Le projet a été financé par le Programme canadien d'adaptation agricole (PCAA). Pendant les 18 mois du projet, Hanny Elsadr, candidat au doctorat de l'Université de Guelph, a évalué la saisonnalité et la qualité de plus de 150 différentes variétés de pêches et de nectarines pendant deux saisons de croissance. Grâce aux données de séquençage de l'ADN de chacune des variétés de pêches, une équipe de scientifiques a été en mesure d'identifier les régions du génome de la pêche qui contribuent de façon significative à connaître à quel moment au début de la saison le fruit aura la maturité requise pour le marché.

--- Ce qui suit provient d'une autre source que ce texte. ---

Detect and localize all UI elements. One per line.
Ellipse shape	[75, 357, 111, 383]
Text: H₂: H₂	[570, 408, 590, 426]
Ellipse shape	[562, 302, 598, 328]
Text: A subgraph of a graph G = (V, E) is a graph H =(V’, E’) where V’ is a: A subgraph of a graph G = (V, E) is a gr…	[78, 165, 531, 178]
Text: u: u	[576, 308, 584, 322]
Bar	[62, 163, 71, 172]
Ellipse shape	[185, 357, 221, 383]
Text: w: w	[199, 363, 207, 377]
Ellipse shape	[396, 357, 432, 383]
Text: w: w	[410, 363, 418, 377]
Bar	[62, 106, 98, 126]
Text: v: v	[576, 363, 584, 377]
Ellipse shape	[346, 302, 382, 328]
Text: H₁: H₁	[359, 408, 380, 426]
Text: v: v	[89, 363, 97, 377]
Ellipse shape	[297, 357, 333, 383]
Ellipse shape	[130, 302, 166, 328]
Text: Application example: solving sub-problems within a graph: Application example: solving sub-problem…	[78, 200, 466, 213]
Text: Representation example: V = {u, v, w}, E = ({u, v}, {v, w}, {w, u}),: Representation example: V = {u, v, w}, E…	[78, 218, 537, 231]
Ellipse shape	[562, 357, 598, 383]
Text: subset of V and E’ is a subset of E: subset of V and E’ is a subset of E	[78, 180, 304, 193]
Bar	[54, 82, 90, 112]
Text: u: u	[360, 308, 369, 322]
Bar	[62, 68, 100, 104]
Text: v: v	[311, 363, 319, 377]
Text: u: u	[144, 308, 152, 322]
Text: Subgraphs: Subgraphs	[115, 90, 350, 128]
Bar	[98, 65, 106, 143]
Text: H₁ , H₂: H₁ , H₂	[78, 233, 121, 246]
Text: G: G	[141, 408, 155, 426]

Ces marqueurs d'ADN peuvent maintenant être utilisés par le Dr Jay Subramanian, professeur agrégé de l'Université de Guelph et membre de l'équipe, pour créer des pêches qui peuvent parvenir chez le consommateur plus tôt dans la saison.

La sélection traditionnelle des pêches est un processus de longue haleine pouvant exiger jusqu'à 20 ans pour développer une nouvelle variété qui possède à la fois les caractéristiques d'une production hâtive tant souhaitée par les producteurs de l'Ontario et celles du consommateur. Dans le cadre d'un programme de sélection normal, les plantes parentales doivent être choisies avec soin en fonction des traits observés, ce qui signifie que 15 000 fleurs de pêchers sont fécondées à la main chaque saison et que seulement 200 à 300 arbres vont franchir les premières étapes de la sélection. Ces arbres représentent le bassin duquel de nouvelles variétés de pêches seront sélectionnées.

Faisant appel à la technologie de l'ADN, la sélection moderne des pêches constitue un excellent mode de sélection. Selon ce procédé, on utilise un segment de la composition génétique de la plante associé à un trait et que l'on appelle un marqueur d'ADN. Si un pêcher est positif pour le marqueur d'ADN associé à une saisonnalité hâtive, le sélectionneur sait que l'arbre va produire des fruits mûrs plus tôt, sans avoir à évaluer la plante dans le champ. Grâce à cette technologie, une plante peut être testée pour un marqueur quand elle est âgée d'à peine quelques semaines ou mois, permettant ainsi d'éliminer le matériel végétal inadéquat au début du processus d'un programme de sélection. Cela permet au sélectionneur d'enrichir rapidement la population de plantes ayant les caractéristiques souhaitées. Travis Banks, bio-informaticien en recherche à Vineland, a trouvé des associations entre la saisonnalité et des régions spécifiques du génome du pêcher. En utilisant une nouvelle technique appelée « analyse génotypique par séquençage » et la cartographie d'association pangénomique, une petite région du génome a pu être identifiée et dont la présence peut changer la date de maturité de la pêche de plus de 4 semaines.

En conclusion, les producteurs pourront avoir des variétés de meilleure qualité et plus hâtives grâce à cette recherche.

Le financement de ce projet a été fourni par Agriculture et Agroalimentaire Canada par l'intermédiaire du Programme canadien d'adaptation agricole (PCAA). En Ontario, ce programme est administré par l'Agricultural Adaptation Council.